Новички — Тимка, Лёшка и ещё четверо — стояли у отдельного стола, лепили под моим присмотром. Уже намного лучше, чем в первый раз. Руки привыкали, движения становились увереннее.
— Тимка, — окликнул я, подходя ближе. — Края плотнее защипывай. Смотри — тут щель осталась.
Он попытался исправить, но пальцы соскользнули, шов разошёлся. Пирожок развалился на две половинки.
— Вот чёрт, — Тимка покраснел, испуганно посмотрел на меня. — Извини, Александр.
— Ничего страшного, — я взял кусок теста, показал медленно. — Смотри. Тесто живое, оно дышит. Не дави на него, а веди пальцем — вот так, мягко. Чувствуешь?
Он кивнул, повторил движение — осторожно, аккуратно. На третий раз у него получилось. Шов ровный, плотный.
— Молодец, — я похлопал его по плечу. — Видишь? Главное — чувствовать материал.
Я ходил между столами, проверял, поправлял, подсказывал. Атмосфера была рабочая, но не напряжённая.
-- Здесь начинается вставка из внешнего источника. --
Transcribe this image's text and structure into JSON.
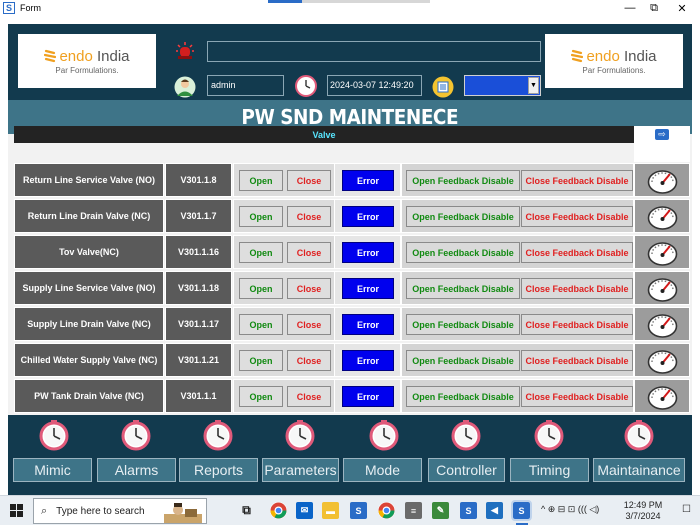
{
  "window": {
    "title": "Form",
    "minimize": "—",
    "restore": "⧉",
    "close": "✕"
  },
  "header": {
    "logo_left": {
      "brand": "endo",
      "brand_suffix": "India",
      "tagline": "Par Formulations."
    },
    "logo_right": {
      "brand": "endo",
      "brand_suffix": "India",
      "tagline": "Par Formulations."
    },
    "message": "",
    "user": "admin",
    "datetime": "2024-03-07 12:49:20",
    "combo_value": ""
  },
  "page_title": "PW SND MAINTENECE",
  "table": {
    "header": "Valve",
    "nav_glyph": "⇨",
    "labels": {
      "open": "Open",
      "close": "Close",
      "error": "Error",
      "open_fb": "Open Feedback Disable",
      "close_fb": "Close Feedback Disable"
    },
    "rows": [
      {
        "name": "Return Line Service Valve (NO)",
        "tag": "V301.1.8"
      },
      {
        "name": "Return Line Drain Valve (NC)",
        "tag": "V301.1.7"
      },
      {
        "name": "Tov Valve(NC)",
        "tag": "V301.1.16"
      },
      {
        "name": "Supply Line Service Valve (NO)",
        "tag": "V301.1.18"
      },
      {
        "name": "Supply Line Drain Valve (NC)",
        "tag": "V301.1.17"
      },
      {
        "name": "Chilled Water Supply Valve (NC)",
        "tag": "V301.1.21"
      },
      {
        "name": "PW Tank Drain Valve (NC)",
        "tag": "V301.1.1"
      }
    ]
  },
  "nav": [
    "Mimic",
    "Alarms",
    "Reports",
    "Parameters",
    "Mode",
    "Controller",
    "Timing",
    "Maintainance"
  ],
  "taskbar": {
    "search_placeholder": "Type here to search",
    "time": "12:49 PM",
    "date": "3/7/2024",
    "tray_symbols": "^ ⊕ ⊟ ⊡ ((( ◁)"
  },
  "colors": {
    "header_bg": "#123a4e",
    "band_bg": "#3e7488",
    "error_blue": "#0000ee",
    "open_green": "#118a11",
    "close_red": "#e02020",
    "cyan_text": "#58e6ff"
  }
}
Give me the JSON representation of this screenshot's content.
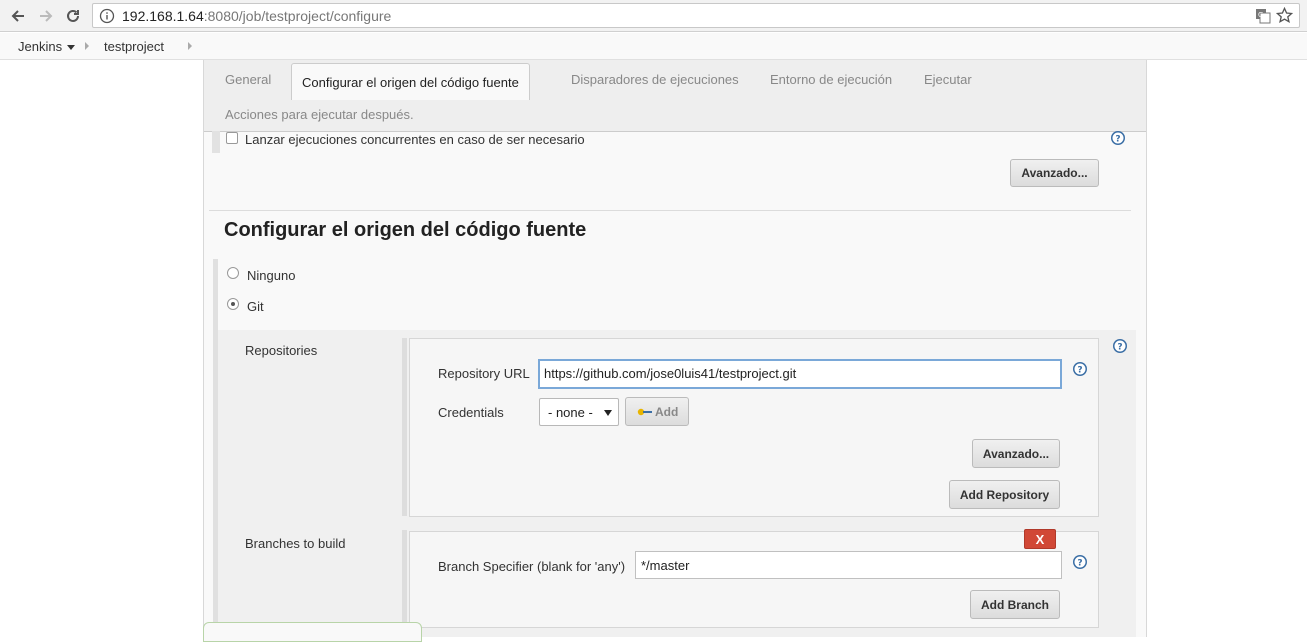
{
  "browser": {
    "url_host": "192.168.1.64",
    "url_rest": ":8080/job/testproject/configure"
  },
  "breadcrumb": {
    "root": "Jenkins",
    "project": "testproject"
  },
  "tabs": [
    {
      "label": "General"
    },
    {
      "label": "Configurar el origen del código fuente"
    },
    {
      "label": "Disparadores de ejecuciones"
    },
    {
      "label": "Entorno de ejecución"
    },
    {
      "label": "Ejecutar"
    },
    {
      "label": "Acciones para ejecutar después."
    }
  ],
  "general": {
    "concurrent_label": "Lanzar ejecuciones concurrentes en caso de ser necesario",
    "advanced_button": "Avanzado..."
  },
  "scm": {
    "title": "Configurar el origen del código fuente",
    "option_none": "Ninguno",
    "option_git": "Git",
    "repositories_label": "Repositories",
    "repo_url_label": "Repository URL",
    "repo_url_value": "https://github.com/jose0luis41/testproject.git",
    "credentials_label": "Credentials",
    "credentials_selected": "- none -",
    "add_credentials_button": "Add",
    "advanced_button": "Avanzado...",
    "add_repository_button": "Add Repository",
    "branches_label": "Branches to build",
    "branch_specifier_label": "Branch Specifier (blank for 'any')",
    "branch_specifier_value": "*/master",
    "delete_branch_button": "X",
    "add_branch_button": "Add Branch"
  },
  "colors": {
    "delete": "#d14836",
    "focus_border": "#7aa8d8"
  }
}
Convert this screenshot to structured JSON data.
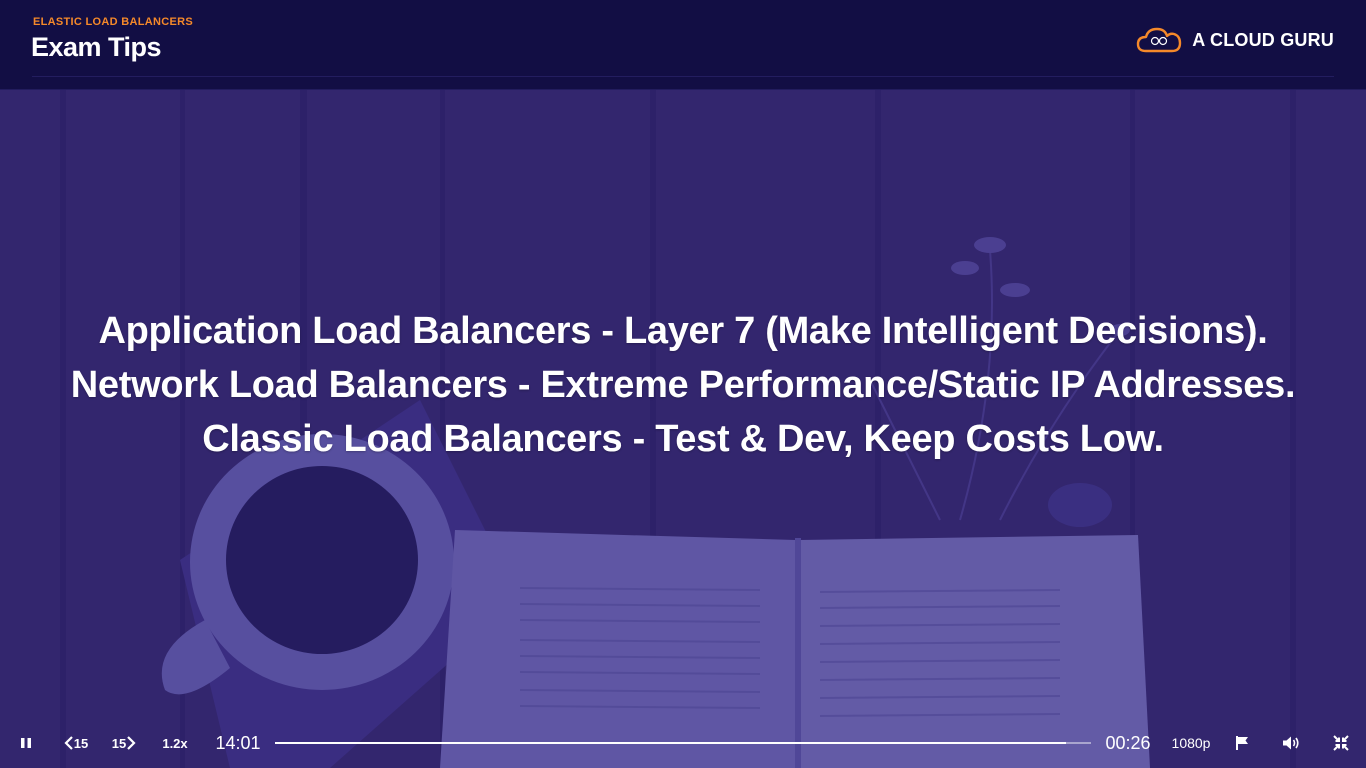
{
  "header": {
    "section_label": "ELASTIC LOAD BALANCERS",
    "title": "Exam Tips",
    "brand_name": "A CLOUD GURU",
    "brand_icon": "cloud-logo-icon"
  },
  "slide": {
    "lines": [
      "Application Load Balancers - Layer 7 (Make Intelligent Decisions).",
      "Network Load Balancers - Extreme Performance/Static IP Addresses.",
      "Classic Load Balancers - Test & Dev, Keep Costs Low."
    ]
  },
  "player": {
    "rewind_label": "15",
    "forward_label": "15",
    "speed": "1.2x",
    "elapsed": "14:01",
    "remaining": "00:26",
    "quality": "1080p",
    "progress": 0.969,
    "icons": {
      "pause": "pause-icon",
      "rewind": "rewind-15-icon",
      "forward": "forward-15-icon",
      "flag": "flag-icon",
      "volume": "volume-icon",
      "exit_fullscreen": "exit-fullscreen-icon"
    }
  },
  "colors": {
    "accent": "#f5892a",
    "header_bg": "#120e44",
    "overlay": "#2d237d"
  }
}
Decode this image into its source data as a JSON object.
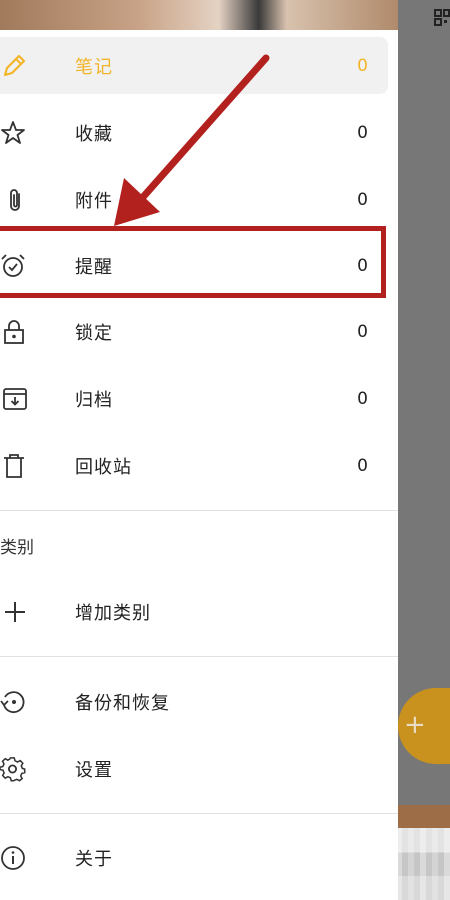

Дети переговаривались негромко, иногда шутили.
К середине утра на больших деревянных подносах лежало четыреста пирожков. Ровных, одинаковых, аккуратно слепленных.
Варя с Машей начали печь. Два больших чугунных противня смазали маслом, уложили пирожки плотными рядами. Задвинули глубоко в печь, на раскалённые кирпичи, где жар был самый сильный.
Печь гудела. Дерево потрескивало внутри. Через открытую заслонку был виден оранжевый пляшущий огонь.